Distance: 88.46 miles

Average speed: 13.7 mph

Moving time: 6 h 10

Door to door: 9 hours

As our last full day on the flat and the main road we were keen to get in as many miles as possible, so that we have more time to enjoy the mountains and volcanoes that will be incredible.

 

Since we are both still feeling the effects of last week so the start was a bit slow and we weren’t on the road until 930, but our fitness at this altitude really has astounded us and we were able to get nearly 90 miles in a pretty short time with slight headwinds.

 

Again, we loved just how green everything was, spending the whole day cycling through banana plantations as far as the eye can see. Parrots and birds of paradise were everywhere, and this was just on the main road, so we can’t wait to get off it and see more nature. Our only complaint of Ecuador thus far, (again not a horn or dog bark!!) would be the unbearable heat. From about 10 o’clock in the morning to now, (currently 8:15pm) we have not stopped dripping from toe 2 top. Fortunately, when we’re cycling there is enough breeze to make things a bit easier but as soon as we stop everything is drenched in sweat. Not sure how the Ecuadorians put up with it as we’re told it is like this ‘todo el ano’. (all year!)

 

With banana and cocoa plantations everywhere it was hard to find a camp spot but eventually we accepted our fate and our now sleeping in the middle of a cocoa plantation. Lots of bugs and mosquitoes and we are still sweating, very much looking forward to the mountains again although getting there is going to be tough. Listo !

DAY ONE HUNDRED AND SEVEN

Las Mercedes to Roadside camp spot 15k south of Pallatanga

Distance: 66 miles

Av speed: 10.3 mph

Moving time: 6 h 7

Door to door: 10 h 52 

 

It was a little daunting knowing we were today going to be leaving the flat coastal road and start our climb up to 4,400m above sea level. As we turned inland the heavens opened and at first we enjoyed the excuse for a free shower but as the rain became too much we pulled into a petrol station, slipped on our waterproof socks and ponchos. As soon as we got back on the road the rain stopped, typical.

 

Although we have read so much concerning the steepness of Ecuadorian roads, our welcome back into the Andes and the wall of tarmac facing us still came as a bit of a shock. In just 15kms the road rose sharply up to 1000m, although the lack of hairpin bends meant there was absolutely zero relief for the whole way up.

 

Shrouded in mist and clouds, drenched by tropical rain, battling some serious humidity and covered in exhaust fumes by slow lorries struggling nearly as much as us, it felt like a truly herculean battle with the Andes, as if she was saying come on guys you really didn’t think it would be over that easily!

 

It was a huge relief a few hours later to stumble across an abandoned road side shower, meaning we wouldn’t be going to bed as smelly as usual and with our spirits much higher after a bruising day.

 

Struggled to find a camp site as the climb was so steep but eventually ended up next to a quiet stream just off from the road.

DAY ONE HUNDRED AND EIGHT

Roadside camp spot to Laguna de Colta

Distance: 51 miles

Av speed: 6.4 mph

Moving time: 7 h 31 

Door to door: 12 hours

 

Waking up we knew today was going to be one of the hardest days of the whole trip, cycling from 1000 metres all the way up to 3,800 metres in 40 miles of unceasing uphill.

 

Unsurprisingly, the Ecuadorian Andes really didn’t disappoint as our legs were on fire all day.

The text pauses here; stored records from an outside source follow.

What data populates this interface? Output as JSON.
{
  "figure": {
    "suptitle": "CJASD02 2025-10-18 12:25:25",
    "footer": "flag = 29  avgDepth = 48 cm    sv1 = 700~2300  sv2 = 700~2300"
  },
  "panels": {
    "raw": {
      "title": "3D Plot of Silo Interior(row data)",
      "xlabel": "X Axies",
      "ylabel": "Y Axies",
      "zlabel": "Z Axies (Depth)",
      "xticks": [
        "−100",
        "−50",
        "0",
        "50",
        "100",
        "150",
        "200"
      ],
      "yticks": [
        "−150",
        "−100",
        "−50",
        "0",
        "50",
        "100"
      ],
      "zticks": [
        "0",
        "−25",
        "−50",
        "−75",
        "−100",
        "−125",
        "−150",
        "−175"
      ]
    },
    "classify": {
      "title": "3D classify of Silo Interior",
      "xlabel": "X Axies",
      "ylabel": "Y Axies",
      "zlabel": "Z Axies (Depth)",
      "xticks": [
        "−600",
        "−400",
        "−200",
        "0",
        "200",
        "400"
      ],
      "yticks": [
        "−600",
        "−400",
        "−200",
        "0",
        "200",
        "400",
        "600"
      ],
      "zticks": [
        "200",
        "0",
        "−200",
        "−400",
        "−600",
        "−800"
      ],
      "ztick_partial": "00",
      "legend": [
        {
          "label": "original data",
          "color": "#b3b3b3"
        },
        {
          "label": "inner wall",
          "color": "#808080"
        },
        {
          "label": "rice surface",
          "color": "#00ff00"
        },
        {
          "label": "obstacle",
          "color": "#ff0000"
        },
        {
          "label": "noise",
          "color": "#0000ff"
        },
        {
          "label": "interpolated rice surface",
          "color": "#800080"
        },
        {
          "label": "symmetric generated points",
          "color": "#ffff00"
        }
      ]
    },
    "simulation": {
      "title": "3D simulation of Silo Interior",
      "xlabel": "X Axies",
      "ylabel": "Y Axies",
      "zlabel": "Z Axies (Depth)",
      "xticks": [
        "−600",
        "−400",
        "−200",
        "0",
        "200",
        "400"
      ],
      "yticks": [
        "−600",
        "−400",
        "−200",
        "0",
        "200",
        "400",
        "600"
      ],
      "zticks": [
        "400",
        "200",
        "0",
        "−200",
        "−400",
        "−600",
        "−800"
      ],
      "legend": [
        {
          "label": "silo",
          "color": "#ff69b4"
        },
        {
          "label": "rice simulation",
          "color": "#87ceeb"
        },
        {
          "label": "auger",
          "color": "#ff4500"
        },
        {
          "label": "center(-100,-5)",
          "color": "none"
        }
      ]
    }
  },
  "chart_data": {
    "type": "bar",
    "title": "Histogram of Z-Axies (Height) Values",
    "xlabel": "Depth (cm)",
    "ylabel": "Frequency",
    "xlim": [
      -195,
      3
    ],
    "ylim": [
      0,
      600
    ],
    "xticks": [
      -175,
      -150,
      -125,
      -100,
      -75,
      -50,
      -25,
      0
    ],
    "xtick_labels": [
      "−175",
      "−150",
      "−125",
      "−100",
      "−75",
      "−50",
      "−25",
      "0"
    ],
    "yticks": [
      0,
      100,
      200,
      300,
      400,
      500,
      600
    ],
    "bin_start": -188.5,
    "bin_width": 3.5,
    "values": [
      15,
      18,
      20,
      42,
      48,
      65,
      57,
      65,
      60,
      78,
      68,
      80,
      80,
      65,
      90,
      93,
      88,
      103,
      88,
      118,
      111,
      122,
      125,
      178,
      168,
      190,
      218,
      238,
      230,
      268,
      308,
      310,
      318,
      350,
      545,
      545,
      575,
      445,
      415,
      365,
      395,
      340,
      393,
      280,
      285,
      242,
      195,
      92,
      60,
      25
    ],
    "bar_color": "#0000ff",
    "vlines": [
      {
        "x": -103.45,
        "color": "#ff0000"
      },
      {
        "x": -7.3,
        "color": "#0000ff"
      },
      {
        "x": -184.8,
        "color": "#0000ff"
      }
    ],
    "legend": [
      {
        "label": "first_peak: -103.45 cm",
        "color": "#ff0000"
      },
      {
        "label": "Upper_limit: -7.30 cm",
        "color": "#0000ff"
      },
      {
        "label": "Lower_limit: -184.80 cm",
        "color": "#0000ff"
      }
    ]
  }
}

Upon leaving the town of Pallatanga, the road became increasingly steeper, until we were virtually out of the saddle for the next 10kms until the road evened out a tiny bit. Exhausting work, especially knowing that we still had so far to go.

 

What perhaps made things even harder was that much of the day was spent with zero visibility as we broke through several layers of clouds. This meant we couldn’t see where the road was taking us and that no valley views or mountain peaks could distract us from our task.

 

After freezing cold rain and headwinds for the final 5kms we made it to the top as it was getting dark, both completely exhausted and desperate to get back in the tent. A 10 mile descent took us next to Laguna del Colta where we passed out exhausted. A tough day but this is what it’s all about and something to be very proud of when we look back on this trip.